English actor (b. 1952)

Jonathan Philip Glover (born 26 December 1952) is an English actor. He has appeared in various television programmes including Play School, Survivors, the Management consultant in The Hitchhiker's Guide to the Galaxy, Casualty, Bodger & Badger and Peak Practice.

He provided the voices of several characters in the Animals of Farthing Wood animated series, and is also known for voice-acting for Noah's Island, Spitting Image and the character King Trode in the English language version of the PlayStation 2 game Dragon Quest VIII. He often appears in radio plays for Radio 4. He was a regular on the Radio 4 satirical programme Week Ending during the 1980s. He played the upper crust English character Mr Cholmondley-Warner in spoof 1940s government documentaries in Harry Enfield's Television Programme using Received Pronunciation.

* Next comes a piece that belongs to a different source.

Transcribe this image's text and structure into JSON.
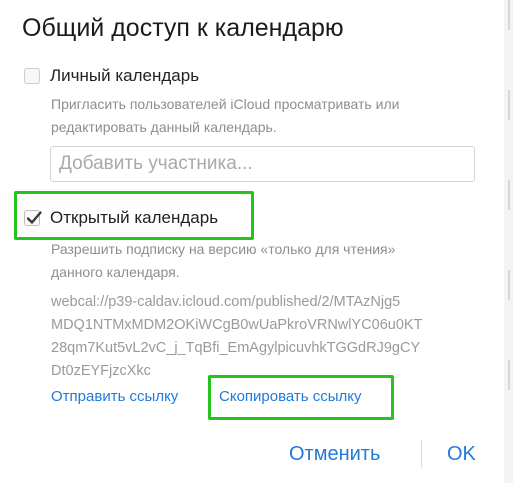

His voices for Spitting Image included Prince Philip, Duke of Edinburgh, weather forecaster Ian McCaskill, Melvyn Bragg, Oliver Reed, South African State President P.W. Botha and snooker player Steve Davis.

He also did voices on other animated programmes such as Little Ghosts, The Adventures of Paddington Bear, Mr. Bean (2002), Ludwig, and Metalheads.

Glover has played theatrical agent Maurice Skellern in BBC Radio 4 adaptations of the Charles Paris mysteries; and in May 2013 played the roles of Lord Portico & Stockton in a BBC radio adaptation of Neil Gaiman's Neverwhere, adapted by Dirk Maggs. He plays Martyn Gibson in the long-running BBC radio soap opera The Archers.